Shocked? Outraged? Ready to type nasty things in the comments section? Or are you thinking twice about it because the person who killed the lion was presented as an actual human being as opposed to a heartless murderer?
Walter Palmer, the American whom the world now knows as Cecil The Lion's killer, has been getting death threats lately after shooting a protected lion in Zimbabwe. He was forced to close his dentistry practice. His family can't show their faces in public. All this because the Internet (read: people just like you and me) have tried him, convicted him and sentenced him without anyone ever setting foot inside a courtroom. I don't know the circumstances of Cecil's killing (and, despite what you may think, neither do you because you weren't there), and I've never met Walter Palmer. I don't presume to be wise enough to say whether what he did was wrong or what kind of punishment he deserves. That's for a court of law to decide. You know, kind of how we've been resolving stuff like this for the last couple hundred years?
I'm certainly not saying I'm in favour of trophy hunting. To be honest, I don't know if I am or I'm not. I don't think about it. Unlike some people, I'm not qualified to comment on whether it's okay to kill a lion. What I am saying is that Mr. Smith is far more than the killer of a lion. And I'm willing to bet that Walter Palmer is, too. Even if he's a complete asshole, he doesn't deserve to have his life and his family's lives blown into ruins over the shooting of a fucking lion.
Thanks to social media, we've become a society in which no one can do anything wrong. I mean that in two ways: first, if you do anything wrong, you're shamed for it. Second, the people who are doing the shaming can see no wrong in themselves. That person who left the baby in a hot car must be a complete moron and should be sentenced to die in a hot car themselves. And, of course, the fact that the parent will spend the rest of their life with the crippling agony of knowing they caused the death of their child is not punishment enough. They must face the wrath of the righteous, ie: all those folks on social media. Obviously, it could never happen to you, right? You're too smart for that.

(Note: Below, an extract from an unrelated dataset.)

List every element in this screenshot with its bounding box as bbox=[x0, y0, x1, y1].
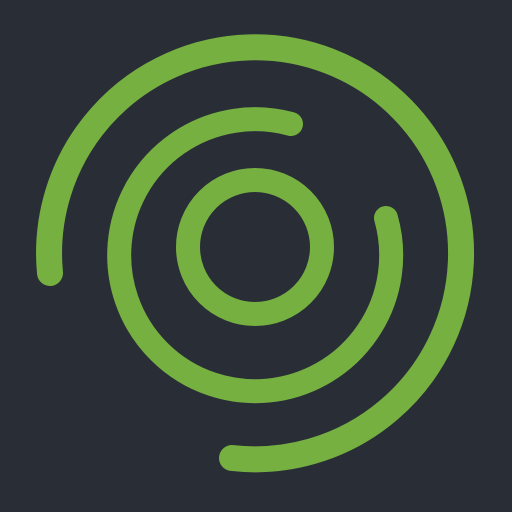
logo-icon bbox=[0, 0, 512, 512]
app-icon-canvas bbox=[0, 0, 512, 512]
logo-background bbox=[0, 0, 512, 512]
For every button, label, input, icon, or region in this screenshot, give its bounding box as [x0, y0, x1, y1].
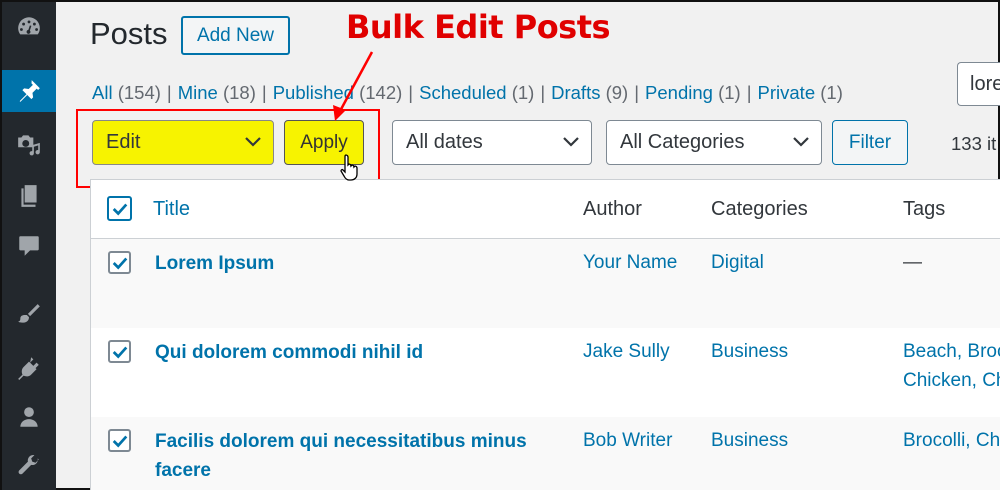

It's nothing short of alarming to see how quickly and completely the mob mentality phenomenon has swept through western society with the advent of social media. From the anti-vax movement's war on public health and common sense to the attempts to ban anyone from Canada who has ever said anything nasty ever, we have become a world of black and white, where rational thought and reasoned arguments have no place. It's all about our emotions, and satisfying our appetite for outrage.
And I'm as guilty of it as anyone. I let my buttons get pushed; just ask my wife. She's the one who has to try to watch TV while I sit at my computer ranting about some bullshit or other that ultimately has absolutely zero impact on my life but that I have an opinion about nonetheless.
I guess what I'm saying is that I'm going to keep making an effort to think about Mr. Smith before I put my fingers to the keyboard. And I hope you all call me on it if I start to stray. Thanks for reading.